Bangladesh Accord: Eine fragwürdige Einigung

Nachdem die Zukunft des Gebäudesicherheitsabkommens von Bangladesch wegen Verfahren vor dem Obersten Gerichtshof lange Zeit unklar war, konnte nun eine Einigung getroffen werden. Die Clean Clothes Campaign und Public Eye stehen dieser Lösung kritisch gegenüber: zu viel bleibt unklar, und es bestehen Zweifel an der Unabhängigkeit des neuen Gremiums.

Am 19. Mai 2019 kam es vor dem Obersten Gerichtshof von Bangladesch zu einer Einigung über die Zukunft des Gebäudesicherheitsabkommens, auch Bangladesh Accord genannt, welche die Berufungsabteilung des Obersten Gerichtshofs von Bangladesch akzeptiert. Dieses Memorandum of Understanding (MoU) sieht vor, dass das Accord-Büro für eine Übergangszeit von 281 Arbeitstagen in Bangladesch seine Arbeit weiterführen kann. Danach soll eine neue nationale Institution namens RMG Sustainability Council (RSC) die Aufgaben des Gebäudesicherheitsabkommens übernehmen. Teil der neuen Institution werden der Arbeitgeberverband der Textilfabriken (BGMEA), die Modemarken sowie Gewerkschaften sein.

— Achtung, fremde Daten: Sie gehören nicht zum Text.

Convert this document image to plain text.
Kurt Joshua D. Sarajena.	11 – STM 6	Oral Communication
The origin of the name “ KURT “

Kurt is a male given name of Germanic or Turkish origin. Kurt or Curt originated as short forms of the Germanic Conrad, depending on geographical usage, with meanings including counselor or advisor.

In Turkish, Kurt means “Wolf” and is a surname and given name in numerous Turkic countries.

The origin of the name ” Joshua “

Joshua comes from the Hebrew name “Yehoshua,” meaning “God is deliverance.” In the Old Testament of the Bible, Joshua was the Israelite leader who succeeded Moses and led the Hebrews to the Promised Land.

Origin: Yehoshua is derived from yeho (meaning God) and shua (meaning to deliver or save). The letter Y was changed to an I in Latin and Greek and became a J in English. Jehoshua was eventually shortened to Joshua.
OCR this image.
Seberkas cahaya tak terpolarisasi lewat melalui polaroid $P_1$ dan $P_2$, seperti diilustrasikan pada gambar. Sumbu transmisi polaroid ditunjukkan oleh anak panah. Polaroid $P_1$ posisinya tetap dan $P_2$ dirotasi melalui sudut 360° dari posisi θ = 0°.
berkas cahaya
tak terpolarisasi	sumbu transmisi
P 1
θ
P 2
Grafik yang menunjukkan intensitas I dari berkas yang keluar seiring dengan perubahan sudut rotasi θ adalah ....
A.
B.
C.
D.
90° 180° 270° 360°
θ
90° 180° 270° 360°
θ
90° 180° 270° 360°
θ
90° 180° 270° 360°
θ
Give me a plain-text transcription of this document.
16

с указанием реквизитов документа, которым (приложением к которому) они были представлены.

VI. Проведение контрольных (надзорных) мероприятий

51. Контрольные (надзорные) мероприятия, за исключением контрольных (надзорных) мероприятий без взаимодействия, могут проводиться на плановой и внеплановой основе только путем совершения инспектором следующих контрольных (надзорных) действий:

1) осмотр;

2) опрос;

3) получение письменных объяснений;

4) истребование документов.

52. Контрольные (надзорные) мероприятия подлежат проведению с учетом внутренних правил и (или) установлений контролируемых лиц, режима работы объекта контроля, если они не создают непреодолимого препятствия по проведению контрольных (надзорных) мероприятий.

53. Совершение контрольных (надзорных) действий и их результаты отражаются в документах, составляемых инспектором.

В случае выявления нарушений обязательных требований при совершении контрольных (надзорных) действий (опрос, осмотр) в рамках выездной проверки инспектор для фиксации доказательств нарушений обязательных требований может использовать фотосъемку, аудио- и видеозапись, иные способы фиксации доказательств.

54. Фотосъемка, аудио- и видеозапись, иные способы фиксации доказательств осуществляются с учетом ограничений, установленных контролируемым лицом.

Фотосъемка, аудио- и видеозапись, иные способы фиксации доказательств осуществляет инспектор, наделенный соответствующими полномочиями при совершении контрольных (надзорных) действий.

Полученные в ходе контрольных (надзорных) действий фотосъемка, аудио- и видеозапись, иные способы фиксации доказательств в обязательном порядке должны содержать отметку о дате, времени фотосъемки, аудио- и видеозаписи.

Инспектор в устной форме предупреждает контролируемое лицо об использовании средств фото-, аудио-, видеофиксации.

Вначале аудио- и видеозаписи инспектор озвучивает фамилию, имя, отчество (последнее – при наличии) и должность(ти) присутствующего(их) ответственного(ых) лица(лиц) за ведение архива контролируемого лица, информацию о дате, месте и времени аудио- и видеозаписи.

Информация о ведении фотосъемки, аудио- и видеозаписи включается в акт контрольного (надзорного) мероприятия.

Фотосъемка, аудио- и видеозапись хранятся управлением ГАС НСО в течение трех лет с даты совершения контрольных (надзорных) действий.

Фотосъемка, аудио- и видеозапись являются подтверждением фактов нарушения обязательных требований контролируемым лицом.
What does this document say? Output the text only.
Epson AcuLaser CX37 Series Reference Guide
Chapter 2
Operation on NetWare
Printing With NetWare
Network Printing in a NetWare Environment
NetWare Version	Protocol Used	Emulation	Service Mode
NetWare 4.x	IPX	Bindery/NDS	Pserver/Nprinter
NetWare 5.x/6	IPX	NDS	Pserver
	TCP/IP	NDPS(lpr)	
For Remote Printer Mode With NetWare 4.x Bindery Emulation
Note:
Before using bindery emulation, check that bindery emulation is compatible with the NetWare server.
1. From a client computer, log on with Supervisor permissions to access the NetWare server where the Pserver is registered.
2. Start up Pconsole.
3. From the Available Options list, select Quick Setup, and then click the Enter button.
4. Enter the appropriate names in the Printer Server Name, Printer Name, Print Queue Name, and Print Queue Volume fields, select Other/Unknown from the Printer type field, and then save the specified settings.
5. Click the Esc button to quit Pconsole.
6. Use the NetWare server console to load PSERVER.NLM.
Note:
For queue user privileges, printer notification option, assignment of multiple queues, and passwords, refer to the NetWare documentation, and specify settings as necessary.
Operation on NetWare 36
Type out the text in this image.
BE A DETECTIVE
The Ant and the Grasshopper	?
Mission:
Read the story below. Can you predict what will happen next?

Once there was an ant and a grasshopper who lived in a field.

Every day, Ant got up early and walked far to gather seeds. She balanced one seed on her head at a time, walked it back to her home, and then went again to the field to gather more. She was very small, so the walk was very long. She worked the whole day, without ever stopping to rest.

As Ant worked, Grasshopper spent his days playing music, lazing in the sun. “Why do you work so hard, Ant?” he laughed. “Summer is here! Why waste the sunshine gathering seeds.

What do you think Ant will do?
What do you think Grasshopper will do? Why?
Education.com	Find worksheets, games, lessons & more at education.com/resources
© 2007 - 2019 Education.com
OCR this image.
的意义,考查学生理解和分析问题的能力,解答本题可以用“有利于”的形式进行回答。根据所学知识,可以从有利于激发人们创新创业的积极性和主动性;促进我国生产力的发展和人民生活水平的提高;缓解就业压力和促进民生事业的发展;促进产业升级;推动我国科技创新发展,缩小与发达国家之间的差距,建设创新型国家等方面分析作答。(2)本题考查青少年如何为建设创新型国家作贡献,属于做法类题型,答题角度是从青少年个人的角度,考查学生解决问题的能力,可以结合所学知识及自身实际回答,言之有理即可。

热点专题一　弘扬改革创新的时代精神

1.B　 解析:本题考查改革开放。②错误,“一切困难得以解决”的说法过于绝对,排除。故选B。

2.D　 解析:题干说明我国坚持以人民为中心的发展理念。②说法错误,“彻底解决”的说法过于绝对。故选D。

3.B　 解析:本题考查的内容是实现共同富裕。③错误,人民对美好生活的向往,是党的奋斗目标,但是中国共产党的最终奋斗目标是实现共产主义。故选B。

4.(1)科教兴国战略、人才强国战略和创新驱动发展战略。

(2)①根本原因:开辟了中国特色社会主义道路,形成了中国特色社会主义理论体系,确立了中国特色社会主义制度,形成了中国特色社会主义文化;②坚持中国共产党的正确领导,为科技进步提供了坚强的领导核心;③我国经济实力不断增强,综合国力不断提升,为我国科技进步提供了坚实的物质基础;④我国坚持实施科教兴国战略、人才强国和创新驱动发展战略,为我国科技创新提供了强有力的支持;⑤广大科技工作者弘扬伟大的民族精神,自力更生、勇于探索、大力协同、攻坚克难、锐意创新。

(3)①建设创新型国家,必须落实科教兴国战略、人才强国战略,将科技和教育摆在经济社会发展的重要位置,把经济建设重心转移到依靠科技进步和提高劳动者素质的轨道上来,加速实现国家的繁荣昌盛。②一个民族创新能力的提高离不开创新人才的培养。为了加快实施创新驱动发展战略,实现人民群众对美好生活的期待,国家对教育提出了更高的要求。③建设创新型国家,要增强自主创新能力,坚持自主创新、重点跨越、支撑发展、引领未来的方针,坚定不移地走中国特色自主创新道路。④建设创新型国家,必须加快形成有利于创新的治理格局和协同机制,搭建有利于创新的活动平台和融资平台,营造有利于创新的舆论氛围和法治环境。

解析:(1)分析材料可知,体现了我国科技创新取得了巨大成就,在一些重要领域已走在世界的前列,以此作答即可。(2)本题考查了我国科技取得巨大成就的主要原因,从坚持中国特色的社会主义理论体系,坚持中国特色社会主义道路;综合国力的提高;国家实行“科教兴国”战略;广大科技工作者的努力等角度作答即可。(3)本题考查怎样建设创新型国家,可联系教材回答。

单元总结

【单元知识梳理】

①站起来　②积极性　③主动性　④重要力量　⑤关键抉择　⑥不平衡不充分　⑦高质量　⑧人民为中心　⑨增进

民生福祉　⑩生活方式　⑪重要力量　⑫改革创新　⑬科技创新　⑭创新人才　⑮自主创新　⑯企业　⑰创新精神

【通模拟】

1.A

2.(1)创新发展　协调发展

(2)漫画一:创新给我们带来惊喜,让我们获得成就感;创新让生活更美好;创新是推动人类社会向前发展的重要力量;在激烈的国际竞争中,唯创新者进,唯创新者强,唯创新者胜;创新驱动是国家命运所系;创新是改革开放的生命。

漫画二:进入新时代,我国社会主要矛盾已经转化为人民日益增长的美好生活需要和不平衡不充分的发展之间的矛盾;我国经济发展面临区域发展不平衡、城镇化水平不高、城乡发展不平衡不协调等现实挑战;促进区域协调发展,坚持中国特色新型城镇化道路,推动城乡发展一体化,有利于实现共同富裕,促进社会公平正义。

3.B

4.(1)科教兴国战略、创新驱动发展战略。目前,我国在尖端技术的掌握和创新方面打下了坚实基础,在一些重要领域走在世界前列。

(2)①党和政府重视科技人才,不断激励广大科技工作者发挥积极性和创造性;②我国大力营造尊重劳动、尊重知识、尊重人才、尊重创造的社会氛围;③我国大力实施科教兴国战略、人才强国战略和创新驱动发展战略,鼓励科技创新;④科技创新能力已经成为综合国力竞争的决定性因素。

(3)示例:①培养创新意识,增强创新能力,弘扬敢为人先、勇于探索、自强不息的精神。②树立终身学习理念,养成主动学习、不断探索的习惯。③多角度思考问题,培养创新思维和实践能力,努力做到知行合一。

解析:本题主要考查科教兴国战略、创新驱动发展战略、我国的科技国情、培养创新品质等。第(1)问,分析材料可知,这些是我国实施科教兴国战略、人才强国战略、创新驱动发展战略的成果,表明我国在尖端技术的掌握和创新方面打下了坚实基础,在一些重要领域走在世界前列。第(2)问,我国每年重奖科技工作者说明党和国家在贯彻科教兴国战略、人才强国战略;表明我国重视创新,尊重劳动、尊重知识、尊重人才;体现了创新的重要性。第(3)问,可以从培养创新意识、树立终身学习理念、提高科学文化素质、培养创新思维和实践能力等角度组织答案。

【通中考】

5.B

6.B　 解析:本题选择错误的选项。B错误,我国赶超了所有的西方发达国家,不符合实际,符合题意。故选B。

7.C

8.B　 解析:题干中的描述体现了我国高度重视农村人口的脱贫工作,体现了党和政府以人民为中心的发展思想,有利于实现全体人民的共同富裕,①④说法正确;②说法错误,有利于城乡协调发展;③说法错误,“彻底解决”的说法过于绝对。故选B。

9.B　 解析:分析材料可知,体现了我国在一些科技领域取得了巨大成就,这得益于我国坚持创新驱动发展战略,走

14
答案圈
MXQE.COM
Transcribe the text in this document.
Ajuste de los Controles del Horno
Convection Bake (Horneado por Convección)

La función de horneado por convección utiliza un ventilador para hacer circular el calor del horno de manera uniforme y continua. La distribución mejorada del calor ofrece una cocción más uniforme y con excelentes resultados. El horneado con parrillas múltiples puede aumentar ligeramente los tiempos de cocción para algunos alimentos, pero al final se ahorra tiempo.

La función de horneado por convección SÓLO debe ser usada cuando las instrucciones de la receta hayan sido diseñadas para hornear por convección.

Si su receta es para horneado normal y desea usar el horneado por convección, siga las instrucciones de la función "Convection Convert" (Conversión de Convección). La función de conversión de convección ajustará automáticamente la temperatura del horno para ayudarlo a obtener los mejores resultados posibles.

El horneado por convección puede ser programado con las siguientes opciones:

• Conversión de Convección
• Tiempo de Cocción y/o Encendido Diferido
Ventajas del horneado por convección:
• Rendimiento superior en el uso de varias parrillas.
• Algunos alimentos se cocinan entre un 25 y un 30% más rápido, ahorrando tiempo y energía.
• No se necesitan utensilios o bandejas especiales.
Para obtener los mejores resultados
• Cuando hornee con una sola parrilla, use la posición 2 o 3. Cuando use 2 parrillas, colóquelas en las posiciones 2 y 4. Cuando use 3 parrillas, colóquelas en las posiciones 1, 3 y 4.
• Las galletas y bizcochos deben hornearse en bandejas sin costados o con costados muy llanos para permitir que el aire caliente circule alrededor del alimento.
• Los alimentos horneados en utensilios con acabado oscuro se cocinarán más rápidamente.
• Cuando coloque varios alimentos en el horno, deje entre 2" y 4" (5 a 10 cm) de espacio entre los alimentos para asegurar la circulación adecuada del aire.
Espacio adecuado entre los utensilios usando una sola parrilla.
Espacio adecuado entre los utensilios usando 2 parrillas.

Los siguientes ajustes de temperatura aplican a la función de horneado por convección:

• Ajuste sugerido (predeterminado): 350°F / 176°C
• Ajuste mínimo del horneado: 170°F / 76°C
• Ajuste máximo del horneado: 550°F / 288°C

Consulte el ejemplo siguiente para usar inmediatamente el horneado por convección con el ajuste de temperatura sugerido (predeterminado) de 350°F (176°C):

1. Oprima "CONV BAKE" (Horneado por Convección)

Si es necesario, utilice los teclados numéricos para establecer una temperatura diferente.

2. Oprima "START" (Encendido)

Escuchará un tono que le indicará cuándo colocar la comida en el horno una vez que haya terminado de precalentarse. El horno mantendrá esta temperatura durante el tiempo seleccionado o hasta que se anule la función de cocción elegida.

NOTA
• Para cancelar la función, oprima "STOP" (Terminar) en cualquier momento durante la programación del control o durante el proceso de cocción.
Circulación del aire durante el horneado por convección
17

Zwar kann dank des Memorandums das Büro des Accords ein weiteres Jahr seiner Arbeit nachgehen, und die seit Juni andauernde Unsicherheit über die Zukunft des Accords hat endlich ein Ende. Doch kritisieren Medien und Arbeitnehmervertreter, dass das Memorandum die Unabhängigkeit des Accords schwächen und den Fabrikbesitzern mehr Macht einräumen könnte. Auch über die Funktionsweise, das Durchsetzungsvermögen und Unabhängigkeit der neuen Institution RMG Sustainability Council (RSC) gibt es Zweifel. "Es wird schlimme Folgen haben", prophezeite Bangladeschs Gewerkschaftsführer Babul Akhter der AFP.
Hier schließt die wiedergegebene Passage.